No podía ofrecerle un amor tan abnegado y, de pronto, se sentía coaccionado por el ofrecimiento de Nirini. Lo horrorizaba que se sacrificara por él, que abandonara a su familia, sus amigos y el mundo que conocía. Lo horrorizaba asumir la responsabilidad de su felicidad o desventura. Y sus razones eran exclusivamente egoístas. En estas horas angustiosas en que se tambaleaban los cánones y términos de su propia vida, sólo le faltaba tener que detenerse también para considerar los de Nirini.
—Dentro de unos meses habrás olvidado tus propósitos de hoy —replicó, deshaciéndose de la mano con que la muchacha lo sujetaba—. No estoy muy al corriente de vuestros hábitos, pero mi padre se encargó de aclararme uno. Me aclaró que tu pueblo concede a lo permanente menor importancia que el mío.
—¿Por qué crees que te hago este ofrecimiento? —se enojó la muchacha—. Te lo diré: porque, según me informó Rudin, así es como obra tu gente. Queréis que vuestras mujeres lo sean hasta la muerte. Yo soy una mujer, y te perteneceré mientras se sucedan las estaciones. Te he puesto en antecedentes de mis genealogías. Te he hecho saber los nombres de mis progenitores y el de las tribus a las que pertenecen. ¿No es lo que deseas? Te hallas sumergido en un torbellino de infortunios, y no me gusta verte tan deprimido. Por lo tanto, te he ofrecido… te ofrezco… ¿No te ofrezco lo que deseas?
Keiris meneó la cabeza, con una sensación de impotencia todavía mayor que unos momentos antes.
—Lo que yo quiero…
No podía manifestar lo que deseaba sin herir a Nirini. No podía, ya que lo único que deseaba era quedarse solo.
Además, ¿estaba ella de verdad dispuesta a consagrarle su vida entera? ¿No se arrepentiría más adelante de su noble e impulsivo gesto? ¿Hasta qué punto conocía ella sus propios sentimientos?
Los ojos de las serpientes fluctuaron ante él en una especie de guiño, en una burla. El joven cerró los suyos para no verlos.
—Nirini —dijo finalmente—, tengo que meditar. Tengo que meditar sobre lo que me has dicho. Por favor, baja a la playa y aguárdame con mi padre. Yo iré sin tardanza.
—¡No! No te dejaré, no permitiré…
—Pues es eso lo que ahora mismo deseo. Es lo que necesito. Vamos, me reuniré con vosotros muy pronto.
La muchacha porfió un poco más, pero al fin se levantó y alejó por el sendero. Antes de desaparecer echó atrás una mirada insistente, una mirada de ansiedad.
Se alejó, y el joven Keir se quedó solo en la colina. Solo con las lunas que seguían su lento curso en el cielo. Solo con las argentinas aguas. Solo con un caos que no podía desentrañar.
Permaneció sentado durante un rato; luego, enfiló el camino ladera abajo.

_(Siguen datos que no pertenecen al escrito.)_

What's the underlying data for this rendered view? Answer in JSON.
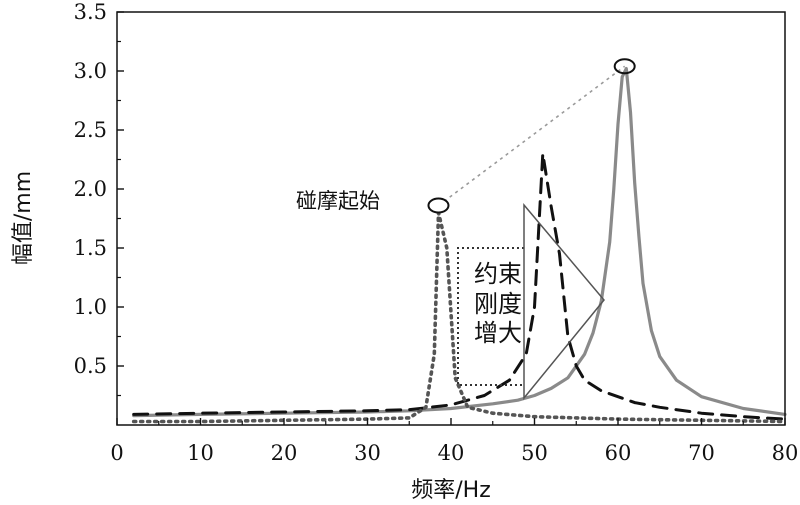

No se dirigió a la playa donde se celebraba la asamblea, sino a la otra, a la cala donde había ido con Ramiri el día anterior. Acaso allí encontraría la claridad que tanto precisaba.
Encontró tan sólo arena oscura, un mar bañado de luz y, encima de él, un cielo vivo con su enjambre de estrellas. Erguido en la estrecha franja arenosa, examinó aquellas estrellas, preguntándose cuántas había, preguntándose si su madre estaba en la galería exterior de su palacio observando las mismas que él. Preguntándose si Kristis también las veía desde el ala del servicio. Preguntándose si Tardis navegaba orientado por las constelaciones que formaban. Preguntándose, erguido en aquel paraje, cuándo y cómo regresaría al hogar.
Erguido en aquel paraje, añoró Hyosis.